Você conhece o momento. Alguma coisa se moveu onde nada deveria — sob uma tábua do assoalho, ao longo da parede, no seu braço — e então não era um, eram muitos, e eles continuavam vindo de um lugar cujo fim você não conseguia ver. Você acordou espanando a própria pele, conferiu os lençóis, conferiu o teto. O medo era desproporcional ao tamanho da coisa e você sabia disso, e no meio da manhã você digitou o sonho numa barra de busca mesmo assim.
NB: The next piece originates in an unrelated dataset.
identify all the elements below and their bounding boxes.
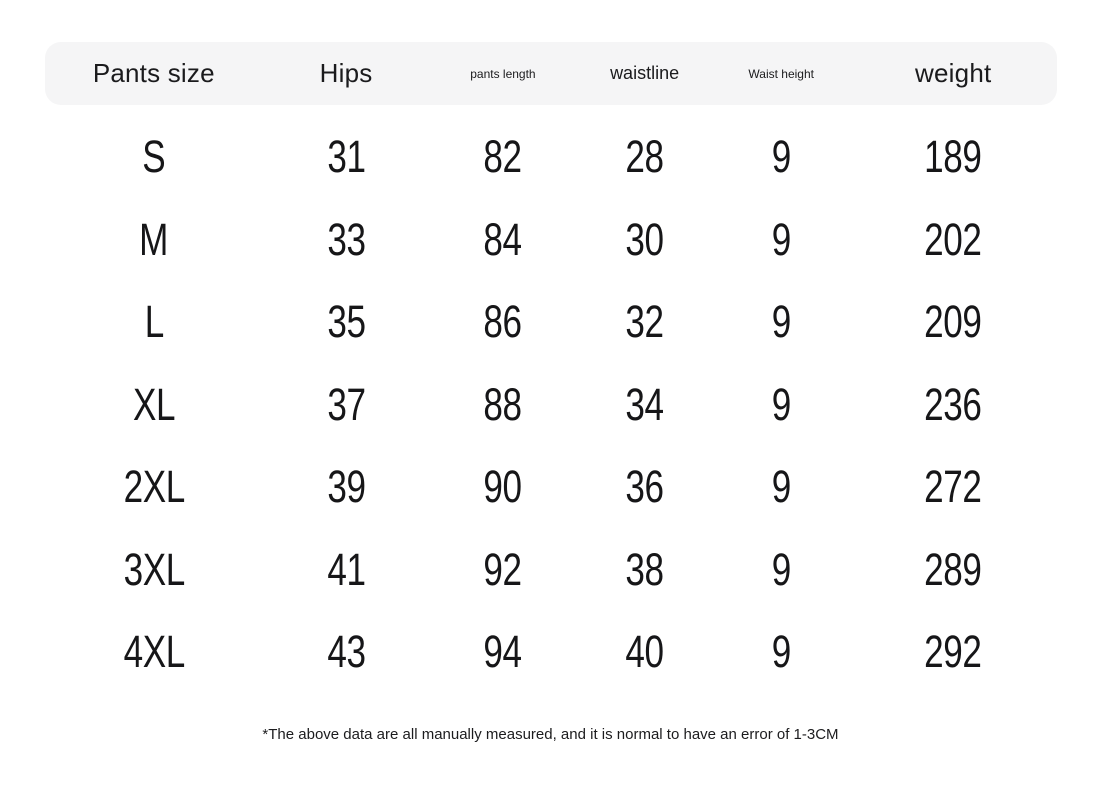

O que diz a tradição. Os enxames sempre foram lidos como a ruína chegando em número — praga, apodrecimento, uma casa desfeita. Muitas tradições de sonho leem os insetos como pequenos inimigos: fofoca, aborrecimentos miúdos, gente que belisca você em vez de atacar de frente. Algumas leituras populares invertem tudo e os chamam de dinheiro. Não estamos aqui para zombar de nada disso — as tradições de sonho foram a primeira tentativa da humanidade de levar a noite a sério, e levar a noite a sério é exatamente para isso que esta página existe. Mas elas foram construídas antes que alguém pudesse observar um cérebro adormecido trabalhando. Agora podemos — e, ao final desta página, você vai entender por que este sonho em particular parece tão maior do que o seu assunto, e ver exatamente onde a história geral termina e a sua começa.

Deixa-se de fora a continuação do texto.